No Haiti, falta o que comer. A maioria da população está desabastecida e foge do país. Mas o Haiti não está na pauta da mídia internacional. Se tentasse algum tipo de experiência socialista pré-colombiana, viraria tema da CNN e da Fox, a rede de televisão americana da extrema-direita. Por enquanto, a miséria do Haiti e sua população sem voz não interessam a quase ninguém. Não há lacerdinha gritando pela preservação da democracia haitiana.

Na Venezuela, a situação é outra. Maduro tem mostrado incompetência e imaturidade. Mas foi eleito. E não cancelou eleições. Poderá ser vencido na próxima. A Venezuela é uma democracia em crise, não uma ditadura. Em ditadura não tem governador de oposição, como Capriles, discursando, comandando manifestações e preparando a derrubada do governo. Em ditadura não tem jornal de oposição permanente como Tal Cual, El Universal e El Nacional. Em democracia plena, porém, governo não manda embora rede de televisão internacional nem prende opositor, mesmo quando a rede de televisão faz tudo para derrubar o governo e o líder de oposição incita a violência.

Em ditadura não tem general armado desafiando o governo. Em democracia plena, no entanto, não tem prisão arbitrária. Maduro está acossado. Há na sua situação um pouco do que aconteceu no Chile de Allende, com a direita forçando a deposição e os Estados Unidos ajudando por baixo do pano. Mas a situação é diferente. Não se pretende colocar uma ditadura militar no lugar. Somente um governo neoliberal que freie as políticas sociais e devolva o lucro do petróleo aos ricos, liberando a fonte para consumo americano sem entraves nem conflitos.

Há um pouco da situação de Jango no que acontece com Maduro.
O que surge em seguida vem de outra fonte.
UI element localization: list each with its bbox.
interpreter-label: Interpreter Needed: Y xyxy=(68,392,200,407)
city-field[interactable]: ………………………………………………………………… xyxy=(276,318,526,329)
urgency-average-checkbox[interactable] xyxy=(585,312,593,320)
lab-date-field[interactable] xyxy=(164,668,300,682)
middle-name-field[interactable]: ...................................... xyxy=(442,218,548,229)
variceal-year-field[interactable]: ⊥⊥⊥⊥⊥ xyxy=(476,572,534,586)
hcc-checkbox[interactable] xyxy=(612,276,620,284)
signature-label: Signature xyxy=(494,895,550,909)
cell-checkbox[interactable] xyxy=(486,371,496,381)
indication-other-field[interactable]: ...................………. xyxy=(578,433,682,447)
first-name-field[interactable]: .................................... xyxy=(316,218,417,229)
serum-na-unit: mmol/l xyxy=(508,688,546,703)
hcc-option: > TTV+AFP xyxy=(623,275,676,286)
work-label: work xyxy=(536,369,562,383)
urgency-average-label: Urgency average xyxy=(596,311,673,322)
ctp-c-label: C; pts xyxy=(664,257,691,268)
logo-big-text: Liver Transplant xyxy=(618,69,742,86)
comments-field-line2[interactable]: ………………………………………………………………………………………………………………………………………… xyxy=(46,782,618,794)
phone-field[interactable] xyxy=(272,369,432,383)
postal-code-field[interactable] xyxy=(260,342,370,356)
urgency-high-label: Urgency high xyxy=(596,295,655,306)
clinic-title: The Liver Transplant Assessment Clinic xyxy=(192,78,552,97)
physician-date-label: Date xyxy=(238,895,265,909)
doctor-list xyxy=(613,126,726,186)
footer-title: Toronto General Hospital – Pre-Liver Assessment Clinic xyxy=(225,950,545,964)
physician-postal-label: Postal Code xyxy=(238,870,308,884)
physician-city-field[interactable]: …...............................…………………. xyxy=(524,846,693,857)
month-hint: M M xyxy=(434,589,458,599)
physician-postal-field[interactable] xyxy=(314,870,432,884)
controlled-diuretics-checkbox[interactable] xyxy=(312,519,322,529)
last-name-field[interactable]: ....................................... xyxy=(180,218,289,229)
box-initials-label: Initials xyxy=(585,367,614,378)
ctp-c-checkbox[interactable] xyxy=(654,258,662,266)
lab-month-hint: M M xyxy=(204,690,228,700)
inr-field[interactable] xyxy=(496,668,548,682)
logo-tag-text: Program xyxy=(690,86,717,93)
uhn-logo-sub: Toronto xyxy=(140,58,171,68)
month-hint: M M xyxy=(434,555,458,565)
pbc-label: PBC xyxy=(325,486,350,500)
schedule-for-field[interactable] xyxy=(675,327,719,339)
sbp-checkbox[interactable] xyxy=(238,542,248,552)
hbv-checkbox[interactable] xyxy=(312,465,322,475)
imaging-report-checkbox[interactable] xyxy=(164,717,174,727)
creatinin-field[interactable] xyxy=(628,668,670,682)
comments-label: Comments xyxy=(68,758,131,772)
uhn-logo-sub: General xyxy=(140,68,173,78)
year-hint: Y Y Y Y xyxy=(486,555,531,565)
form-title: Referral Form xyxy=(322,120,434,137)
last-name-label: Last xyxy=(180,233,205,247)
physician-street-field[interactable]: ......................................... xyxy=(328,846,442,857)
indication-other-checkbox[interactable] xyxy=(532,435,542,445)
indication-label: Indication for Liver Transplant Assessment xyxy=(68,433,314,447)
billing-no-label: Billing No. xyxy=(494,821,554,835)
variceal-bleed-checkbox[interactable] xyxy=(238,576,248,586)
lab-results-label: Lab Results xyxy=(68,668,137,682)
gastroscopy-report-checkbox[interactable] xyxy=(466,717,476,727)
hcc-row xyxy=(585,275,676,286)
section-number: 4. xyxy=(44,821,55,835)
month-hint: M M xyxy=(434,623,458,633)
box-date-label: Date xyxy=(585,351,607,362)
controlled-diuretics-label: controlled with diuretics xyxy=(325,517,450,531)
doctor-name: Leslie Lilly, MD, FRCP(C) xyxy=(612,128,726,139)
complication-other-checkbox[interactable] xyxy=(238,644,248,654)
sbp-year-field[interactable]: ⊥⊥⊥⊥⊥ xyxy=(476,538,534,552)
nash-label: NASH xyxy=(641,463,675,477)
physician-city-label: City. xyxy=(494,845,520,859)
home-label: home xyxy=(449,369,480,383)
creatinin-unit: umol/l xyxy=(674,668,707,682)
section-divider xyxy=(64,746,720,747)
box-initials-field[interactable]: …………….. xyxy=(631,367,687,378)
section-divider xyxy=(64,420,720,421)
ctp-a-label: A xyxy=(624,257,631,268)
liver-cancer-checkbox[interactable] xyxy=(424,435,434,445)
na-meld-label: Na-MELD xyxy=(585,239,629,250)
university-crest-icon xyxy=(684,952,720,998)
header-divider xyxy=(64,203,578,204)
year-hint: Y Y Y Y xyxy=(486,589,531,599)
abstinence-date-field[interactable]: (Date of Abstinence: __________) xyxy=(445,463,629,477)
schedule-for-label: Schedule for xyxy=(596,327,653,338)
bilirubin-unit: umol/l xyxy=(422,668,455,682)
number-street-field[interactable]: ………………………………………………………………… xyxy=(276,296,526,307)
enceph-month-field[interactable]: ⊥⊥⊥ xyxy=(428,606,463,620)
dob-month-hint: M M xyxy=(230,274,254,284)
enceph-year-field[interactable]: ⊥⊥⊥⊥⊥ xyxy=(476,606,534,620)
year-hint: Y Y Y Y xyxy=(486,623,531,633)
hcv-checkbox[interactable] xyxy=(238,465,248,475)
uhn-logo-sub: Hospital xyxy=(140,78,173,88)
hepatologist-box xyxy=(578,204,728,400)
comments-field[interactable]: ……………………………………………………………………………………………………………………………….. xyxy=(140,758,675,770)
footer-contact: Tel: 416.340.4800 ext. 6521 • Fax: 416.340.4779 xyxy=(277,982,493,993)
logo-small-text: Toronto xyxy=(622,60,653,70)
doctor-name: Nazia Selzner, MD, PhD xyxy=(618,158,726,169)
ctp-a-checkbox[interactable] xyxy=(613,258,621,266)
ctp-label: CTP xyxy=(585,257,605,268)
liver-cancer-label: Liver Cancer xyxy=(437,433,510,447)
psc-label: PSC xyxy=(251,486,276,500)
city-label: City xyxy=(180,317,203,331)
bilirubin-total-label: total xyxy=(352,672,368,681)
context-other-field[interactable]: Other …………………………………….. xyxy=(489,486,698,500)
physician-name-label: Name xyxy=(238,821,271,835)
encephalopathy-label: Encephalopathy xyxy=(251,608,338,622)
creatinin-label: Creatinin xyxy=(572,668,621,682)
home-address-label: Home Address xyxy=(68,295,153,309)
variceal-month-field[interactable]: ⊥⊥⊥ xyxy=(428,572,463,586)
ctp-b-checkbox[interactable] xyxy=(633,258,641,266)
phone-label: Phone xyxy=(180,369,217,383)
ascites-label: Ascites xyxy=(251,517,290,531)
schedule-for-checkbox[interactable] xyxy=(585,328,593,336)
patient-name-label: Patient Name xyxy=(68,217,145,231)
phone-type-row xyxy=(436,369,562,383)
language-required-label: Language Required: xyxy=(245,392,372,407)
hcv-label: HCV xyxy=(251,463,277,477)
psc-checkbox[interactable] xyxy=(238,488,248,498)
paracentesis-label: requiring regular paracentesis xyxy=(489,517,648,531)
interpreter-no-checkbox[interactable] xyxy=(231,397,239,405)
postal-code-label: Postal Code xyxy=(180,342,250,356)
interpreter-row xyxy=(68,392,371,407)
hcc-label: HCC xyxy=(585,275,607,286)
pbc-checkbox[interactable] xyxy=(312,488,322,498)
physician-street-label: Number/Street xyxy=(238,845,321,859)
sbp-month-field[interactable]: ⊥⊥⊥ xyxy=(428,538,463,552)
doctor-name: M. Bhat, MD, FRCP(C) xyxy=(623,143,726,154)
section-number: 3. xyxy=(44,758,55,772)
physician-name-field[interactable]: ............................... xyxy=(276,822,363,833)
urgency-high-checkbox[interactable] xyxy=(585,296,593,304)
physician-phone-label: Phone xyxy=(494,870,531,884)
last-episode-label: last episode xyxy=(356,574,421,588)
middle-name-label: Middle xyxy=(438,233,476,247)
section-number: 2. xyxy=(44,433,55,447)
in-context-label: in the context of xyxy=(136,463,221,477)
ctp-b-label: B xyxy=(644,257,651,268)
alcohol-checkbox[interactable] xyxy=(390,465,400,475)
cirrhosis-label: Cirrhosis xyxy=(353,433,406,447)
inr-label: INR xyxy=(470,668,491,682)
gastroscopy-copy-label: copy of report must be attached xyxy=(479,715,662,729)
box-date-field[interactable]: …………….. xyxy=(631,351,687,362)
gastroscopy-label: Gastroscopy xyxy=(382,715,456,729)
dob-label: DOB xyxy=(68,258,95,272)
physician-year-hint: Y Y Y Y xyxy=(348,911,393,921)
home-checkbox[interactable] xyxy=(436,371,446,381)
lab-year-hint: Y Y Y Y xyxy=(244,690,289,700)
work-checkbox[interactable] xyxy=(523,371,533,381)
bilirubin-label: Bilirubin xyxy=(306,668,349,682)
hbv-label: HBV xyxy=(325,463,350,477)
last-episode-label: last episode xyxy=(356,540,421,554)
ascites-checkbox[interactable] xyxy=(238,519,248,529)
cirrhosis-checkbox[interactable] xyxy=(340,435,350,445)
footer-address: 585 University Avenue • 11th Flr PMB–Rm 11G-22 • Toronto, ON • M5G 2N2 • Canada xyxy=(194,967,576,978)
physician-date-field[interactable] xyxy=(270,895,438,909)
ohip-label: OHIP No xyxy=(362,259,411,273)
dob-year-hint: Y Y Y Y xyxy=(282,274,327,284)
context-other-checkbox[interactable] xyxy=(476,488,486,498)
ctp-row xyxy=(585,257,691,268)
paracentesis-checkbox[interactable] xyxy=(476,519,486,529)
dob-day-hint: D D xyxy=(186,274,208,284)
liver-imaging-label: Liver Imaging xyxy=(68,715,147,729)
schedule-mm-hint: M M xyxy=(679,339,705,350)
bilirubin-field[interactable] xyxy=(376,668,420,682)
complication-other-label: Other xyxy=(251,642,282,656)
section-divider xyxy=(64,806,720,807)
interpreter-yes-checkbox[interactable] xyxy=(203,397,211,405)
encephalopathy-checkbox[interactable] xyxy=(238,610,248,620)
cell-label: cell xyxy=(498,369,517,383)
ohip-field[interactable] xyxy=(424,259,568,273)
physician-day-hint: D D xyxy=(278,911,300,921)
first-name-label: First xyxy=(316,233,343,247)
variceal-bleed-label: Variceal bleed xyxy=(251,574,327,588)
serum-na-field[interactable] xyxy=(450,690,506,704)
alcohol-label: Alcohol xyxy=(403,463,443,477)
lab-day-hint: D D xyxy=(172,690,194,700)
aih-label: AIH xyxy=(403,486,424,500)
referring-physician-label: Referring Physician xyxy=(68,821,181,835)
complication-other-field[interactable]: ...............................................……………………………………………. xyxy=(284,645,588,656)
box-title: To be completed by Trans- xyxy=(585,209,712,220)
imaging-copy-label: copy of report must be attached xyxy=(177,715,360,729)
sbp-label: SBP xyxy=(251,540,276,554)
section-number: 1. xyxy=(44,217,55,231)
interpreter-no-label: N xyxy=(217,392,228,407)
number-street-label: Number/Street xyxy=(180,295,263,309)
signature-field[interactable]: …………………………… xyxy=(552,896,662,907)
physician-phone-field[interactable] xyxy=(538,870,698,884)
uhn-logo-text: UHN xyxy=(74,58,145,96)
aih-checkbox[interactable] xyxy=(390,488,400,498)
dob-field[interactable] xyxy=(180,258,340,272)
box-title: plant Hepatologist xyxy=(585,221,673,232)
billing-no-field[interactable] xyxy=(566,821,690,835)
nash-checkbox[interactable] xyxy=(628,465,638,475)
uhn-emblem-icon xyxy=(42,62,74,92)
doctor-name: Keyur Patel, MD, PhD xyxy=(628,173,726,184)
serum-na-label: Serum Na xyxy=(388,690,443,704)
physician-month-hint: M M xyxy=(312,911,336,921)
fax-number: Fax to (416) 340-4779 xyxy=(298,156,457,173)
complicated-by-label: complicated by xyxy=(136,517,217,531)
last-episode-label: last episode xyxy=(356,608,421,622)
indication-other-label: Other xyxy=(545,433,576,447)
Jango também era visto como incompetente, com tentações autoritárias e comunistas. Os Estados Unidos organizaram as Marchas da Família com Deus pela Liberdade para legitimar a sua derrubada. A mídia também apregoou que vivíamos o caos e a indisciplina militar.

Épocas diferentes, situações similares. Boa parte dos que odeiam Maduro no Brasil não o fazem por ele ser incompetente, mas por representar o socialismo chavista. É uma oposição ideológica pura e simples. É preciso provar que cada tentativa desse tipo não dá certo. O autoritarismo das ditaduras de direita, como a de Pinochet, passa como uma nota de rodapé na história, um desvio, sem gerar espanto nos conservadores. Só aplausos.

A argumentação contra Maduro no Brasil é feita, em geral, de exageros, simplismos, asneiras, estratégias retóricas abusivas, reacionarismo macartista, má-fé, ignorância e desejo explícito de um golpe de Estado.

A Venezuela não pode se tornar uma ditadura, nem de esquerda nem de direita. Precisa evitar que a democracia entre definitivamente em crise. No começo deste século, viveu situação semelhante. O golpe contra Chávez chegou a ser dado. Na época, CNN, Fox, Globo e outros saudaram o fim da ditadura e a chegada da democracia. Os Estados Unidos queriam reconhecer o governo golpista. A farsa foi desmascarada. É mais um capítulo dessa novela.

Um capítulo que se soma aos erros do governo e à sua incapacidade de gerir o conflito.

O fim, porém,  ainda não está escrito.